PyTorch can also provide automatic differentiation capabilities and GPU parallelism. The recent switch to torch.compile allows JAX-style code to be JIT-compiled with PyTorch, once you write a shim library that reconstructs a numpy-like interface from the tensor operations that torch provides.

The view of the maintainer is that since the training data used to train LLMs was obtained without the consent of the people who made it, LLMs trained on this data are structurally incapable of determining when they are commiting plagiarism or theft. Contributing LLM generated code should be treated with the utmost care and consideration for other people.

LLMs cannot take responsibility for code, and the companies that train these models will not take responsibility for breaking the build.

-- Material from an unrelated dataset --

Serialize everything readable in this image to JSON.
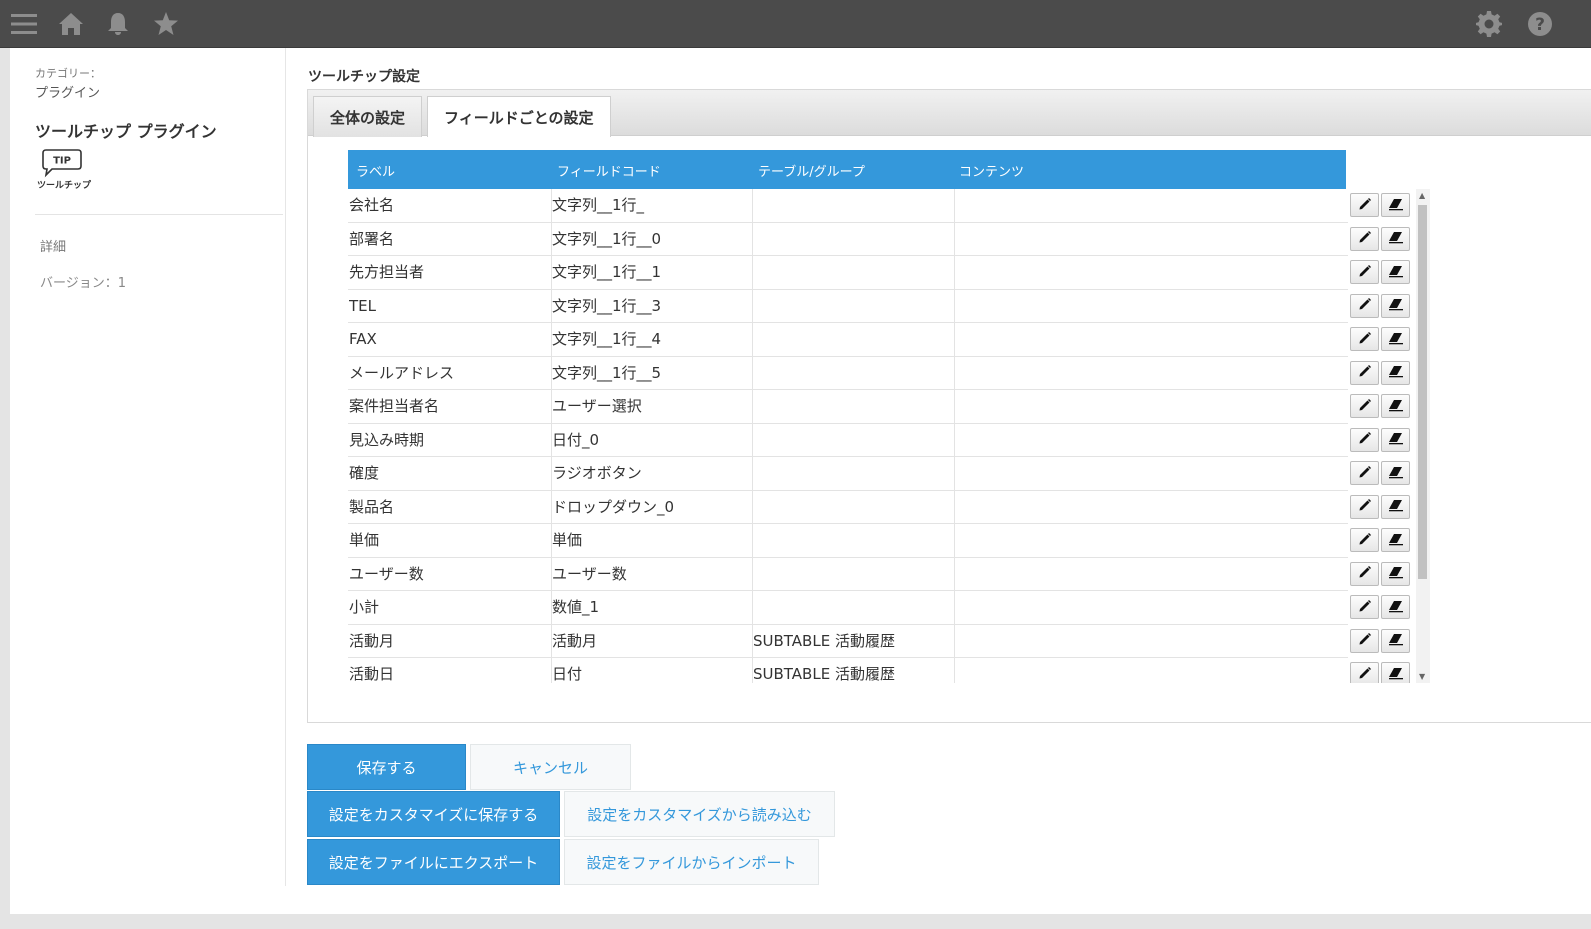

The core functionality of this dynamical core is not primarily my work, and is mostly a framework that helps unify the Higher Order Methods Modeling Environment (HOMME) and the Community Atmosphere Model-Spectral Element dynamical cores. I've been so fortunate to work with Drs. Mark Taylor, Oksana Guba, and Peter Lauritzen, and I would not have been able to write this codebase without their mentorship. None of this mentorship would have happened at all if my advisor, Professor Christiane Jablonowski, hadn't helped me find a place for myself in the atmospheric modeling community, and helped develop my taste for science-driven dynamical core development.